What is this package and why hasn't it arrived yet
This is about an EU loan for 2026–2027: €30 billion — budget support, €60 billion — for weapons purchases and strengthening Ukraine's defense capabilities. The European Parliament approved the package in February, the EU Council agreed on the legal framework — but Hungary blocked the final decision of the Council. Without it, the European Commission could not proceed with the first tranche.
Brussels did not wait passively. According to Euronews, the European Commission prepared all technical and legal groundwork even before the elections so that the first payment would go through literally within days after the veto is lifted. On April 1, the Commission published the first of four necessary program documents — the remaining three were to be released within a week.
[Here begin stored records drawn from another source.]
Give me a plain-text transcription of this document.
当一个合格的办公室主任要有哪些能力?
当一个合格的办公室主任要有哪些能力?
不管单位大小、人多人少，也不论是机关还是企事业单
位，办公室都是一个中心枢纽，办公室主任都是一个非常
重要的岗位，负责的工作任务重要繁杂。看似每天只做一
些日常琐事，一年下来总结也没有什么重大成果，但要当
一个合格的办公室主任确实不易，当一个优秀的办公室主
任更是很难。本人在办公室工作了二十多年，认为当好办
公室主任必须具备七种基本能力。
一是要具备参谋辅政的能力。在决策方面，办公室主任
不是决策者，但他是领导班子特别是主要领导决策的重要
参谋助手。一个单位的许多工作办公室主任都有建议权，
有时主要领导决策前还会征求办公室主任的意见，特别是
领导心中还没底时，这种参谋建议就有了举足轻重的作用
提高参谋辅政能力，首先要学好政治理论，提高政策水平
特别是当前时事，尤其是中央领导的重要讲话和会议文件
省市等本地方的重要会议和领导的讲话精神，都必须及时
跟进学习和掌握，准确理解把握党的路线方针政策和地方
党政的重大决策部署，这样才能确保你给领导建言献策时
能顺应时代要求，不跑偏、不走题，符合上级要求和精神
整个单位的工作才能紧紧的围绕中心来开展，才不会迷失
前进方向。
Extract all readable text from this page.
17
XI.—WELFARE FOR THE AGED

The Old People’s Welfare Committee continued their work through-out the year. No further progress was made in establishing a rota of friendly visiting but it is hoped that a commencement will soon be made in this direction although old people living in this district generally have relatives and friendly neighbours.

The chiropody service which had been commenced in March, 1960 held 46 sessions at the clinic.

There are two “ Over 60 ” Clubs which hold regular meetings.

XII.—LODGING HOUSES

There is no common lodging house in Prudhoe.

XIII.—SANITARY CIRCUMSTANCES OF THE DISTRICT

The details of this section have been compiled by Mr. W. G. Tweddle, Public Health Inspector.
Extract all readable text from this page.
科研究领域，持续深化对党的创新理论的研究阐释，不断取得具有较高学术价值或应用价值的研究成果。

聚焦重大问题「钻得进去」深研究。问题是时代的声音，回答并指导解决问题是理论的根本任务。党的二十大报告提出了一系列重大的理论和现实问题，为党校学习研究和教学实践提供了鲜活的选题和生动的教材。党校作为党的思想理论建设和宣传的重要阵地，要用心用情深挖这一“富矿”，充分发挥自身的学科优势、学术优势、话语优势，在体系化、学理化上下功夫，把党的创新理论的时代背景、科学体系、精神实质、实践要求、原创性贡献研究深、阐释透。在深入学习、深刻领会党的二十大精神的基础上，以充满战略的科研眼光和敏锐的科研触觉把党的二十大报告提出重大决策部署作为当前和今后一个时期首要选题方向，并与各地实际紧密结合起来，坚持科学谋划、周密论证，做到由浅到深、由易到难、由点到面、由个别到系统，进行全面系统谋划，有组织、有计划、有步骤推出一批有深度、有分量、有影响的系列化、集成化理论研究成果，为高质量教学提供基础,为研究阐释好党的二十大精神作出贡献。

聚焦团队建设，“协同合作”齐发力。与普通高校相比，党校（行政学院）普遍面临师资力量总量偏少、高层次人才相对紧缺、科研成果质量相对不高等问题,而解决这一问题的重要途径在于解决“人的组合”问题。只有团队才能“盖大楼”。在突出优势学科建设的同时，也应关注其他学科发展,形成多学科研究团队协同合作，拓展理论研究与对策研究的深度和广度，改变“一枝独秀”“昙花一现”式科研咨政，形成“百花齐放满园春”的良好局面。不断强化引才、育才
"We will fulfill our commitment on the €90 billion loan to Ukraine"
Ursula von der Leyen, President of the European Commission
Berlin is already in waiting mode
A German government spokesperson said Berlin expects rapid formation of a new government in Hungary and is already developing mechanisms for prompt unblocking of funds. Aid could move "very quickly" — provided that Magyars takes a constructive position in the EU.
The target for the first tranche is the beginning of the second quarter of 2026. €45 billion is allocated for 2026: €16.7 billion in financial support and €28.3 billion in military aid. Another €45 billion is for 2027.
Magyars: a different course, but not a blank check
Magyars is a former Orbán loyalist who moved into opposition on the wave of anti-corruption protests. He promised to restore Hungary's relations with the EU and NATO. At the same time, as PBS NewsHour notes, it remains unclear whether Tisza will have two-thirds of parliament seats — the constitutional majority needed for deeper reforms and changing the judiciary that Orbán shaped over the years.
- Without two-thirds — Magyars can unblock European integration decisions but cannot rewrite the constitutional architecture
- Some judges and state structures remain Orbán-aligned — influence on foreign policy will exist but will be slower
- The first tranche for Ukraine is technically ready — the question is how much time it will take to form a new Hungarian government
If Magyars forms a coalition government within a few weeks and immediately lifts the veto in the EU Council — Ukraine could receive the first tranche before summer. But if cabinet formation drags on or differences emerge within Tisza over the pace of EU rapprochement, the timeline will shift — and then the question is not "will the money come" but will it come in time to cover Ukraine's budget deficit in the second quarter.